Interstate Explorations, LLC v. Morgen Farm & Ranch, Inc., 2016 MT 20 (Jan. 26, 2016) (Rice, J.) (5-0, aff’d)
Issue: Whether the district court erred in denying Interstate’s motion to dismiss Morgen’s counterclaims for lack of subject matter jurisdiction because Morgen did not exhaust its statutory remedies.
Short Answer: No.
Facts: Morgen owns the surface rights of property to which it leased the oil and gas rights to Montana Oil Properties, Inc., which assigned its lease interest to Interstate. Interstate drilled and completed a well on the Morgen property.
In July 2014, Interstate sued Morgen for failing to execute an easement for MDU to enter the property and hook up an electrical line for the well. Morgen answered and asserted counterclaims of damages caused by hydrocarbon spills.
Procedural Posture & Holding: Interstate moved to dismiss Morgen’c counterclaims for lack of subject matter jurisdiction, and the district court denied the motion. Interstate appeals, and the Supreme Court affirms.
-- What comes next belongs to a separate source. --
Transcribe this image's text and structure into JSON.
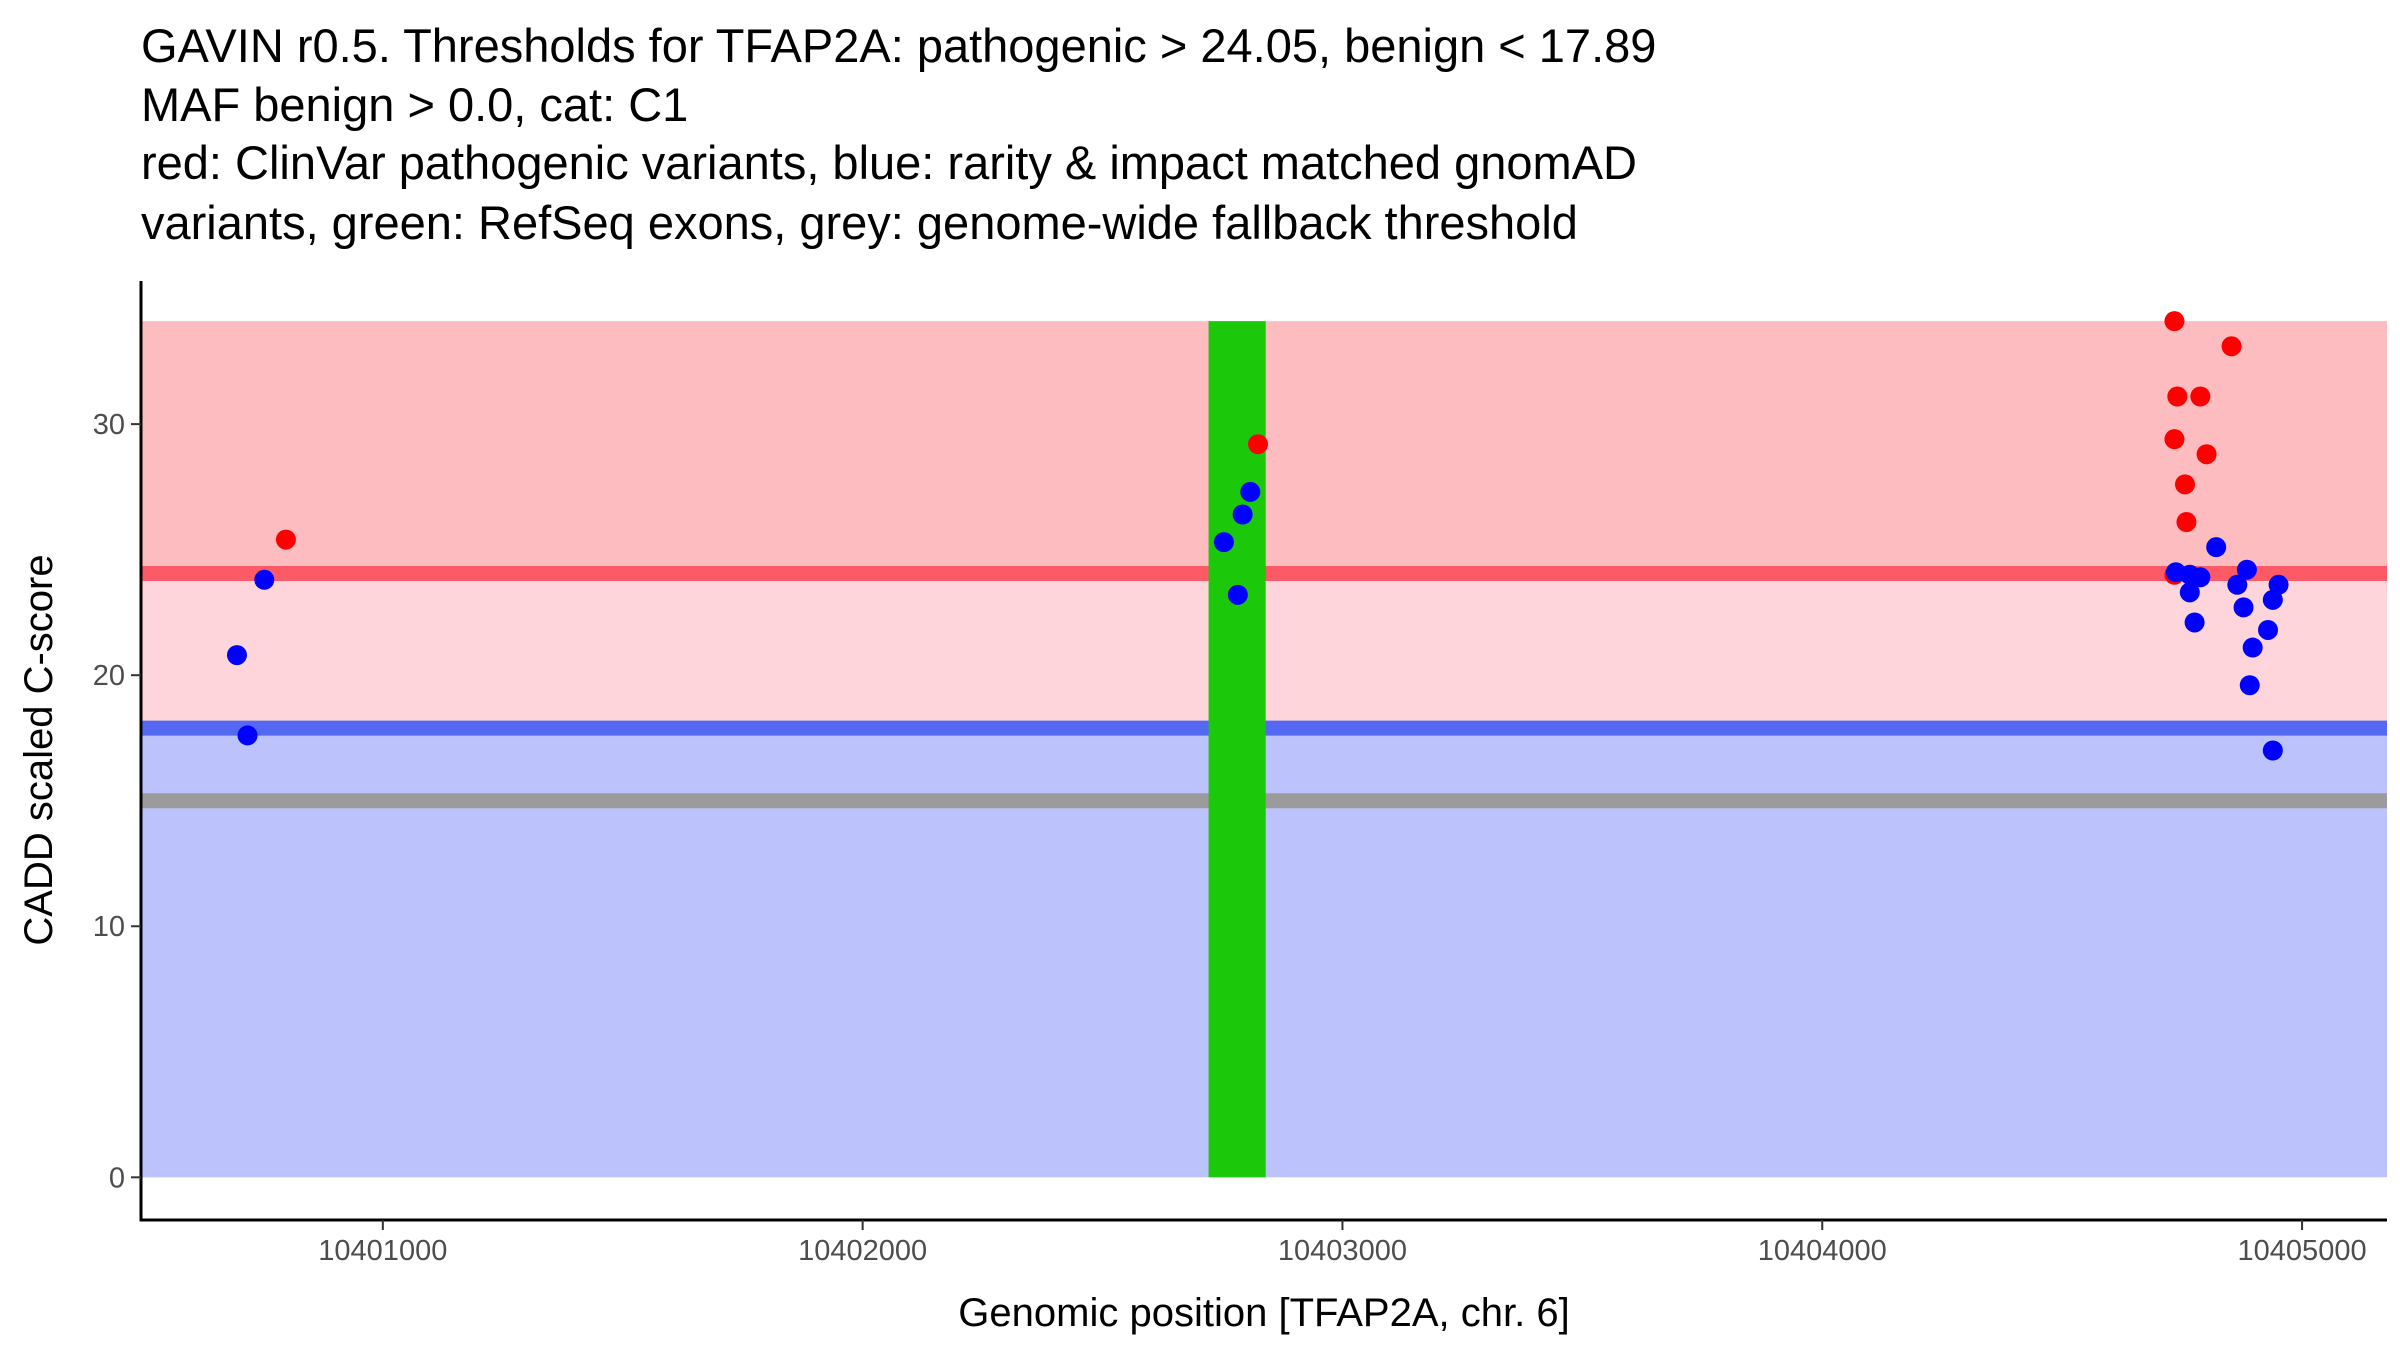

Reasoning: Under the plain language of the Surface Damage Act, the Board of Oil and Gas Conservation has no direct enforcement or rule-making authority under Chapter 10 regarding the dispute resolution process. The Act is an attempt to facilitate communication between surface owners and oil and gas operators to help resolve damage disputes. Although a statutory process has been enacted, it is not an agency or administrative proceeding that must be exhausted before litigation may be commenced. Even if it were, the Act specifically states that the process is not an exclusive one.